La segunda idea del director, ligada íntimamente (el juego de palabras es mío, perdón) con la primera consistió en magnificar ese elemento fundamental del libreto de Da Ponte (y de la obra original de Beaumarchais), que es la lucha de clases. Aquí, las distinciones sociales entre el estrato al que pertenecen los condes Almaviva y el nivel de Fígaro y los demás sirvientes y similares, se hace evidente de muchas maneras, y Cann ha logrado proponer una especie de Upstairs, Downstairs dieciochesco que permite al público (al menos a aquel segmento del público que así lo quiera ver) una comprensión más cabal de las cualidades incendiarias del texto y el libreto originales, que en su tiempo fueron materia de censura y prohibición. Como metáfora primordial de este conflicto pre-marxista, las diferencias abismales entre la cama de Fígaro y la cama de la condesa Almaviva.
Una buena parte de los retruécanos y malentendidos propuestos por Da Ponte, tanto verbales como físicos, se desarrollan alrededor, encima, debajo o detrás de estas camas, y entre las imágenes memorables logradas por Cann están las de las diversas usurpaciones de cama urdidas y efectuadas por los de arriba contra los de abajo, y viceversa. En suma, una puesta en escena que funciona simultáneamente para divertirse y para pensar.
Otro asunto notable de estas Bodas de Fígaro fue la posibilidad de ver una ópera montada en Bellas Artes con un elenco vocal totalmente mexicano, cosa que no ocurría desde el estreno de la ópera Alicia, de Federico Ibarra. En sí mismo, esto no sería más que un hecho estadístico; la buena noticia es que resultó ser un elenco homogéneo y bien balanceado, que además permitió localizar un par de presencias nuevas que apuntan hacia cosas interesantes.

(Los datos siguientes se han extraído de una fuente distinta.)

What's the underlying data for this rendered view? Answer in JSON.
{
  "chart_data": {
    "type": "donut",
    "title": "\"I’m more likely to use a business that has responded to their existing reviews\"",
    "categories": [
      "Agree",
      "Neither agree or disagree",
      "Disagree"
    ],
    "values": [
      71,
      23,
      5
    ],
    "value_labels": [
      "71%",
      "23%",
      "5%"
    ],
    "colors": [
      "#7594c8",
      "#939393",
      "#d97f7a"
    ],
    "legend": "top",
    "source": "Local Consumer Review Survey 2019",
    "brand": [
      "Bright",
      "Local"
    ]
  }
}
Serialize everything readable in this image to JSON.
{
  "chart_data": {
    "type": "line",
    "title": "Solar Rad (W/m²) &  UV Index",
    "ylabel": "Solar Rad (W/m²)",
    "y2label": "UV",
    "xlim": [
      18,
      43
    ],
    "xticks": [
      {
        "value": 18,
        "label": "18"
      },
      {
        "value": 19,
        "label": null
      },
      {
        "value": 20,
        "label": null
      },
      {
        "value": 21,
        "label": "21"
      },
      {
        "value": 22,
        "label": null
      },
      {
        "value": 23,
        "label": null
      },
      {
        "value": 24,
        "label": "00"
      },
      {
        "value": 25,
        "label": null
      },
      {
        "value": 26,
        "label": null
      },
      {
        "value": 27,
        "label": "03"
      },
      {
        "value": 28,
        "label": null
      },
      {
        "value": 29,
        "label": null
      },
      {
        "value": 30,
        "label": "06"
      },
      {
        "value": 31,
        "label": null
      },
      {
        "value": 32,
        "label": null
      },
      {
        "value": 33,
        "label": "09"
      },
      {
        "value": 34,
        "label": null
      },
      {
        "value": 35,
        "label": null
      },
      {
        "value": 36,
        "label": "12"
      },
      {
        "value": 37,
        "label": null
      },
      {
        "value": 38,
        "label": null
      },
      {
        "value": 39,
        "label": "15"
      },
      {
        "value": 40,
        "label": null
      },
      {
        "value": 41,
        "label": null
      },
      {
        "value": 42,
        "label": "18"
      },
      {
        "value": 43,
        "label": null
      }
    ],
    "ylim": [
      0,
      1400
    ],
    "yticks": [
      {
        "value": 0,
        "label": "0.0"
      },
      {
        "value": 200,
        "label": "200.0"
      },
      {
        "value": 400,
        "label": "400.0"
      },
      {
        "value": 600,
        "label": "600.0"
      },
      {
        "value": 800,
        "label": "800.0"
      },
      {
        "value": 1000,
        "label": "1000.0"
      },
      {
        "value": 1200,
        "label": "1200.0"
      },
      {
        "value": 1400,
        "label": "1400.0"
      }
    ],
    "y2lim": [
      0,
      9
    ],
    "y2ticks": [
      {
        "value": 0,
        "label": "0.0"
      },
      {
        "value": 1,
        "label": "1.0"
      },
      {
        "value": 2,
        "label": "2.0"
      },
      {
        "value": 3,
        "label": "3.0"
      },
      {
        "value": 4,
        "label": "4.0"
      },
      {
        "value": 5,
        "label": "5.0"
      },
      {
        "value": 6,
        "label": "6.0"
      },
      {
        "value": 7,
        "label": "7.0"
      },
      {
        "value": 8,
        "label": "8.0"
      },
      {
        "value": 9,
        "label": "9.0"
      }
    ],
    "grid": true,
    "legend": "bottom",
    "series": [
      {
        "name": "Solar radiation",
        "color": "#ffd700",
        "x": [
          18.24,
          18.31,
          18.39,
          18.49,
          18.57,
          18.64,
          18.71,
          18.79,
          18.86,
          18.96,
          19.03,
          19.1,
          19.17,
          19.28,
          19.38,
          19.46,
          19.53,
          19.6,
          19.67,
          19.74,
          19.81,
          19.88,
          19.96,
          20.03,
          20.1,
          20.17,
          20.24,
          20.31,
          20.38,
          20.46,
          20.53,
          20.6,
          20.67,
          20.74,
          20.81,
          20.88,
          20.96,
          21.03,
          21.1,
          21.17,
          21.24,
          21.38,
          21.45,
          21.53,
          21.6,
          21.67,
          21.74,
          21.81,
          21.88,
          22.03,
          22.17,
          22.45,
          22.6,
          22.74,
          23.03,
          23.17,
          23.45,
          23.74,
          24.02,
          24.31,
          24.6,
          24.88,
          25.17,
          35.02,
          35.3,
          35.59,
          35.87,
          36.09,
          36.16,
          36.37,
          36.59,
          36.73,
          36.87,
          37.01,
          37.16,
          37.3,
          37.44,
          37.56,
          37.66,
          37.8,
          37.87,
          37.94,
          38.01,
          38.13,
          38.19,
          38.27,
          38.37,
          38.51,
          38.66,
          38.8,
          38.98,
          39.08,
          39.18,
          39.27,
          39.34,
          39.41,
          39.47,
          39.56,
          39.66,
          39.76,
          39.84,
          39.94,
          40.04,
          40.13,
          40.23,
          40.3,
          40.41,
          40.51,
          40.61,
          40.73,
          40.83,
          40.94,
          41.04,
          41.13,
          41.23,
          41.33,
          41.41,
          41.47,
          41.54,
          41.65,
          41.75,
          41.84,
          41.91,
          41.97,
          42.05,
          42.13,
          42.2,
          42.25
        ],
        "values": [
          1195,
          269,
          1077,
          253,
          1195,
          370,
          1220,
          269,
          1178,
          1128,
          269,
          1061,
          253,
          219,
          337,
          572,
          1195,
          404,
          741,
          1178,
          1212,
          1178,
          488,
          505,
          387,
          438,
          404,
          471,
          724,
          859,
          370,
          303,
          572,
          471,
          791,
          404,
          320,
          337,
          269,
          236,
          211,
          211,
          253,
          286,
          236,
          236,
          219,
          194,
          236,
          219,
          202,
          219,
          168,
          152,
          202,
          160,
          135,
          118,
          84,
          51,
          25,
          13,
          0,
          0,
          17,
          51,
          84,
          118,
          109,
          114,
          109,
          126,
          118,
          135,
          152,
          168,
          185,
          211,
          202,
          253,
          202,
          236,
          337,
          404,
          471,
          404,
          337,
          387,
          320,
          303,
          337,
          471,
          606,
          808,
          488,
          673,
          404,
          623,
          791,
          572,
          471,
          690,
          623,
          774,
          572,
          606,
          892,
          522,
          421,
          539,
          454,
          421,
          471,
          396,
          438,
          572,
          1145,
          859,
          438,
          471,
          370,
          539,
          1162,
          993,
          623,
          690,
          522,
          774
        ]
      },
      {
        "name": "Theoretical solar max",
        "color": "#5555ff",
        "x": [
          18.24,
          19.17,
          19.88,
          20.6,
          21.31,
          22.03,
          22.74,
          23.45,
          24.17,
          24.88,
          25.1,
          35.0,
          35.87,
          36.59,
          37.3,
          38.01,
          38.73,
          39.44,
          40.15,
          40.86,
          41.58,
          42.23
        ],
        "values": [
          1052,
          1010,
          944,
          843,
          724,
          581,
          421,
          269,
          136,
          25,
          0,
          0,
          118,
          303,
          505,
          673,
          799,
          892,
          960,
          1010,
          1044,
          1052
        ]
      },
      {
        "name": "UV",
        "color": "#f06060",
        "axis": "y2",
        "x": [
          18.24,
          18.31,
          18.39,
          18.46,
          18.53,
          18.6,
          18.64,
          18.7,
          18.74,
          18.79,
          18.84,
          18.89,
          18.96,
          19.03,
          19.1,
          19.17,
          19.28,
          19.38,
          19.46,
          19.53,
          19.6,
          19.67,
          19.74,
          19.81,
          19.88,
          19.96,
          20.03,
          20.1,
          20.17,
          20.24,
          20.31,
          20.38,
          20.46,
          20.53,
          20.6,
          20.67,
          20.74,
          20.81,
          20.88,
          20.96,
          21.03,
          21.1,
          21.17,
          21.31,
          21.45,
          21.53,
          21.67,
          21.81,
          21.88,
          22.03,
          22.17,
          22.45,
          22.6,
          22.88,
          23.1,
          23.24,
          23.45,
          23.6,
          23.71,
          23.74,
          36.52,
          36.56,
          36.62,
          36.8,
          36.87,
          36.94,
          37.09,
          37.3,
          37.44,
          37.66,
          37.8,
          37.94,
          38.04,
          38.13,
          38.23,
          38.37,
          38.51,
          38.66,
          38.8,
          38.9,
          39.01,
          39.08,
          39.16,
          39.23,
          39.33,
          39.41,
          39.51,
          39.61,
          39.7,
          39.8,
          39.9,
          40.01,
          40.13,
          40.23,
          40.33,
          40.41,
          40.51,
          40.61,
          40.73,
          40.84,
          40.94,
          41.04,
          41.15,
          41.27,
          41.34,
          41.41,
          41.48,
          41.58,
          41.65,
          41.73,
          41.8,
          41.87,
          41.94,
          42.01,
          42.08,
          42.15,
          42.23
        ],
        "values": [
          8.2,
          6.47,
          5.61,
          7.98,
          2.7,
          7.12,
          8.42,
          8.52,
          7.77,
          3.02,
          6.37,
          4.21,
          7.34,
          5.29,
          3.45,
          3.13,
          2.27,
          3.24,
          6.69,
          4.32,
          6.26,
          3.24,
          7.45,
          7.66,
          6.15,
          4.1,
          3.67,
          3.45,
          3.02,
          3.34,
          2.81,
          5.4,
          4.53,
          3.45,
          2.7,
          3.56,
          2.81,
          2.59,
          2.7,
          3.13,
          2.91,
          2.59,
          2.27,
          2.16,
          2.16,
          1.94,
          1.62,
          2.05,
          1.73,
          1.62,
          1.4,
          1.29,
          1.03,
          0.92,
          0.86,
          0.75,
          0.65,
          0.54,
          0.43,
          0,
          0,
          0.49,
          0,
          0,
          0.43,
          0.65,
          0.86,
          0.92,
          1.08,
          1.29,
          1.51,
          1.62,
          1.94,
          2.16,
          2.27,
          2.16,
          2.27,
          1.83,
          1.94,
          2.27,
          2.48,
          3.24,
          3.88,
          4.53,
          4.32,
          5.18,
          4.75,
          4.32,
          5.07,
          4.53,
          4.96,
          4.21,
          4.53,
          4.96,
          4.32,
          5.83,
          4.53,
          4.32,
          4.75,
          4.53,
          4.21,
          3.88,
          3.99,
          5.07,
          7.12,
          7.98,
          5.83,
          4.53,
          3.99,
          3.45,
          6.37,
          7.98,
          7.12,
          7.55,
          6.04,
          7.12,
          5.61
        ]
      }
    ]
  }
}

En este sentido, vale destacar la condesa Almaviva cantada por Eugenia Garza, así como la Barbarina de Claudia Rodríguez; extrapolar hipotéticamente la maduración vocal y escénica de estas dos muy jóvenes cantantes hace suponer que se hablará mucho y bien de ellas en el futuro. Otra oportunidad interesante: la de escuchar por primera vez al ex tenor Jorge Lagunes cantando un papel de barítono. Es evidente que Lagunes se siente más cómodo aquí que en su tesitura anterior, con la ventaja de que sus años de tenor le han dejado una potencia y proyección poco usuales en barítonos de su tipo. Y por lo mismo, le hace falta solidificar un poco los cimientos de su registro más profundo, cosa que sin duda vendrá con el tiempo. El resto del reparto, a un buen nivel, teniendo como ancla las siempre sólidas voces y presencias de Lourdes Ambriz y Encarnación Vázquez, quienes cantaron bien y se divirtieron bastante.
Sobre este asunto de la diversión, una observación más: la voz y la presencia escénica de Genaro Sulvarán, de primera, como siempre. A partir de éste, su primer papel cómico, sin duda hallará la vocación para dejarse llevar con más abandono por la chunga y el relajo, que en una ópera buffa siempre son bienvenidos. Respecto de la Orquesta del Teatro de Bellas Artes, vale decir que fue estimulada por el conocimiento profundo de la partitura por parte del director concertador Kamal Khan, lo que benefició notablemente al sonido que surgió del foso. Ojalá que la orquesta se quede con estas pilas bien puestas, porque se le viene encima el formidable reto de la partitura de Salomé.